Psychopaths are completely selfish, enjoy playing games with others’ emotions, and can literally feel nothing watching an animal or another human being tortured. In short, a psychopath feels nothing.
What is the opposite of a psycopath? An empath – someone who feels empathy for everything and everyone on the planet. An empath feels the pain and suffering as well as joy and love of every living thing on the planet.
Empaths have heightened emotions, a comprehensive understanding of the broad scope of emotions, feel a strong desire to give to others, excellent communication abilities, pre-cognition, and a tendency to feel the emotions of others intuitively.

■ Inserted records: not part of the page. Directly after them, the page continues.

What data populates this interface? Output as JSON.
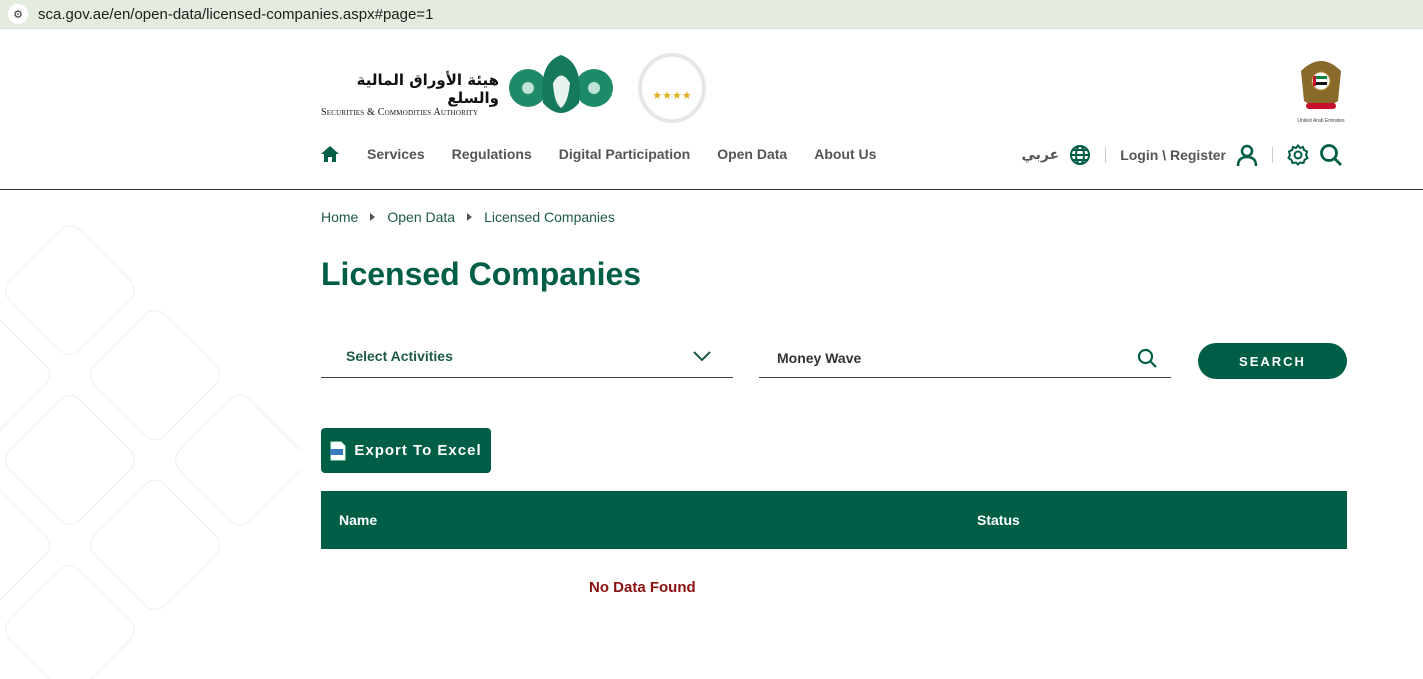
{
  "browser": {
    "url": "sca.gov.ae/en/open-data/licensed-companies.aspx#page=1"
  },
  "header": {
    "logo_ar": "هيئة الأوراق المالية والسلع",
    "logo_en": "Securities & Commodities Authority",
    "uae_label": "United Arab Emirates",
    "nav": [
      "Services",
      "Regulations",
      "Digital Participation",
      "Open Data",
      "About Us"
    ],
    "lang": "عربي",
    "login": "Login \\ Register"
  },
  "breadcrumb": [
    "Home",
    "Open Data",
    "Licensed Companies"
  ],
  "page_title": "Licensed Companies",
  "filters": {
    "activities_placeholder": "Select Activities",
    "search_value": "Money Wave",
    "search_button": "SEARCH"
  },
  "export_label": "Export To Excel",
  "table": {
    "columns": [
      "Name",
      "Status"
    ],
    "empty": "No Data Found"
  },
  "colors": {
    "primary": "#005e47",
    "error": "#8b1010"
  }
}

In short, an empath feels everything.
A psychopath and an empath are two extremes of an empathy scale. Empathy is not something we usually think of as being on a scale. People tend to believe either you are empathetic or not, applying it to individual situations.

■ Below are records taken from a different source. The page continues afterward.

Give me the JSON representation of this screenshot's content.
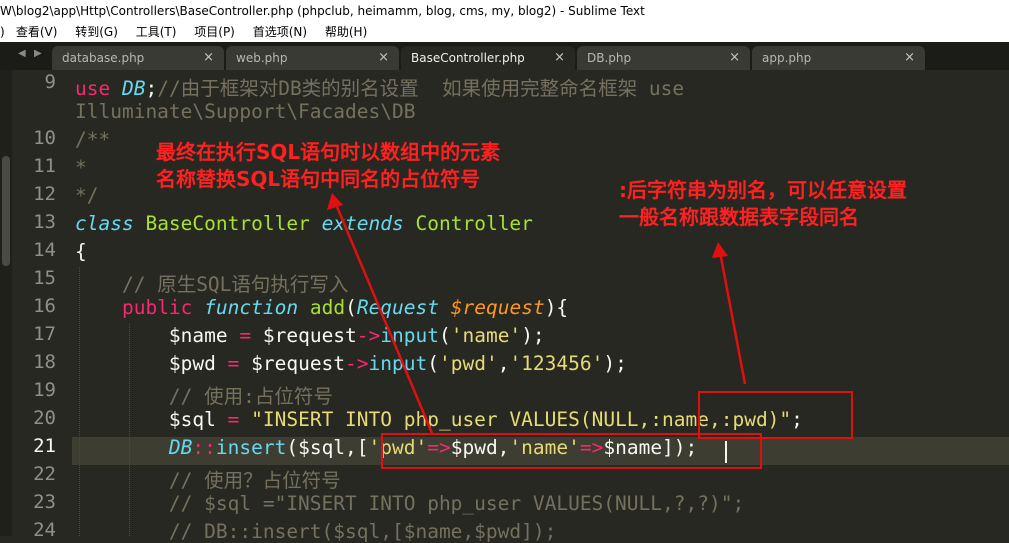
{
  "window": {
    "title": "W\\blog2\\app\\Http\\Controllers\\BaseController.php (phpclub, heimamm, blog, cms, my, blog2) - Sublime Text"
  },
  "menu": {
    "lead": ")",
    "items": [
      "查看(V)",
      "转到(G)",
      "工具(T)",
      "项目(P)",
      "首选项(N)",
      "帮助(H)"
    ]
  },
  "tabs": [
    {
      "label": "database.php",
      "close": "×"
    },
    {
      "label": "web.php",
      "close": "×"
    },
    {
      "label": "BaseController.php",
      "close": "×",
      "active": true
    },
    {
      "label": "DB.php",
      "close": "×"
    },
    {
      "label": "app.php",
      "close": "×"
    }
  ],
  "gutter": {
    "line_numbers": [
      "9",
      "",
      "10",
      "11",
      "12",
      "13",
      "14",
      "15",
      "16",
      "17",
      "18",
      "19",
      "20",
      "21",
      "22",
      "23",
      "24"
    ],
    "current_line": "21"
  },
  "code": {
    "lines": [
      [
        {
          "t": "use",
          "c": "k"
        },
        {
          "t": " "
        },
        {
          "t": "DB",
          "c": "t"
        },
        {
          "t": ";"
        },
        {
          "t": "//由于框架对DB类的别名设置  如果使用完整命名框架 use",
          "c": "c"
        }
      ],
      [
        {
          "t": "Illuminate\\Support\\Facades\\DB",
          "c": "c"
        }
      ],
      [
        {
          "t": "/**",
          "c": "c"
        }
      ],
      [
        {
          "t": "*",
          "c": "c"
        }
      ],
      [
        {
          "t": "*/",
          "c": "c"
        }
      ],
      [
        {
          "t": "class",
          "c": "t"
        },
        {
          "t": " "
        },
        {
          "t": "BaseController",
          "c": "g"
        },
        {
          "t": " "
        },
        {
          "t": "extends",
          "c": "t"
        },
        {
          "t": " "
        },
        {
          "t": "Controller",
          "c": "g"
        }
      ],
      [
        {
          "t": "{"
        }
      ],
      [
        {
          "t": "    "
        },
        {
          "t": "// 原生SQL语句执行写入",
          "c": "c"
        }
      ],
      [
        {
          "t": "    "
        },
        {
          "t": "public",
          "c": "k"
        },
        {
          "t": " "
        },
        {
          "t": "function",
          "c": "t"
        },
        {
          "t": " "
        },
        {
          "t": "add",
          "c": "g"
        },
        {
          "t": "("
        },
        {
          "t": "Request",
          "c": "t"
        },
        {
          "t": " "
        },
        {
          "t": "$request",
          "c": "p"
        },
        {
          "t": "){"
        }
      ],
      [
        {
          "t": "        $name "
        },
        {
          "t": "=",
          "c": "k"
        },
        {
          "t": " $request"
        },
        {
          "t": "->",
          "c": "k"
        },
        {
          "t": "input",
          "c": "f"
        },
        {
          "t": "("
        },
        {
          "t": "'name'",
          "c": "s"
        },
        {
          "t": ");"
        }
      ],
      [
        {
          "t": "        $pwd "
        },
        {
          "t": "=",
          "c": "k"
        },
        {
          "t": " $request"
        },
        {
          "t": "->",
          "c": "k"
        },
        {
          "t": "input",
          "c": "f"
        },
        {
          "t": "("
        },
        {
          "t": "'pwd'",
          "c": "s"
        },
        {
          "t": ","
        },
        {
          "t": "'123456'",
          "c": "s"
        },
        {
          "t": ");"
        }
      ],
      [
        {
          "t": "        "
        },
        {
          "t": "// 使用:占位符号",
          "c": "c"
        }
      ],
      [
        {
          "t": "        $sql "
        },
        {
          "t": "=",
          "c": "k"
        },
        {
          "t": " "
        },
        {
          "t": "\"INSERT INTO php_user VALUES(NULL,:name,:pwd)\"",
          "c": "s"
        },
        {
          "t": ";"
        }
      ],
      [
        {
          "t": "        "
        },
        {
          "t": "DB",
          "c": "t"
        },
        {
          "t": "::",
          "c": "k"
        },
        {
          "t": "insert",
          "c": "f"
        },
        {
          "t": "($sql,["
        },
        {
          "t": "'pwd'",
          "c": "s"
        },
        {
          "t": "=>",
          "c": "k"
        },
        {
          "t": "$pwd,"
        },
        {
          "t": "'name'",
          "c": "s"
        },
        {
          "t": "=>",
          "c": "k"
        },
        {
          "t": "$name]);"
        }
      ],
      [
        {
          "t": "        "
        },
        {
          "t": "// 使用？占位符号",
          "c": "c"
        }
      ],
      [
        {
          "t": "        "
        },
        {
          "t": "// $sql =\"INSERT INTO php_user VALUES(NULL,?,?)\";",
          "c": "c"
        }
      ],
      [
        {
          "t": "        "
        },
        {
          "t": "// DB::insert($sql,[$name,$pwd]);",
          "c": "c"
        }
      ]
    ]
  },
  "annotations": {
    "left_note": [
      "最终在执行SQL语句时以数组中的元素",
      "名称替换SQL语句中同名的占位符号"
    ],
    "right_note": [
      ":后字符串为别名，可以任意设置",
      "一般名称跟数据表字段同名"
    ],
    "arrow_color": "#e01010"
  }
}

Jeremy Rifkin wrote a book called The Empathic Civilization, which chronicles the development in human empathy throughout history. He concludes that we are on the cusp of an emapthic revolution to include not only all human beings but the biosphere as well. This is a different kind of revolution – one that occurs inside the individual.
If empathy is indeed a scale, then where on the scale do you belong? Do you feel empathy for people of different races, beliefs, religions, sexual orientations, or, in general, things you don’t understand? Do you feel empathy for all humans, but not animals? For animals, but not trees? For trees, but not a river? Where would others think you belong on the empathy scale? And finally, where do you want to be on that scale?
Answering these questions will lead us down that revolutionary path, reconnecting us with what is true and sacred in this world. Putting our empathic desires into action at every opportunity is the way we will create a sustainable world for all living beings.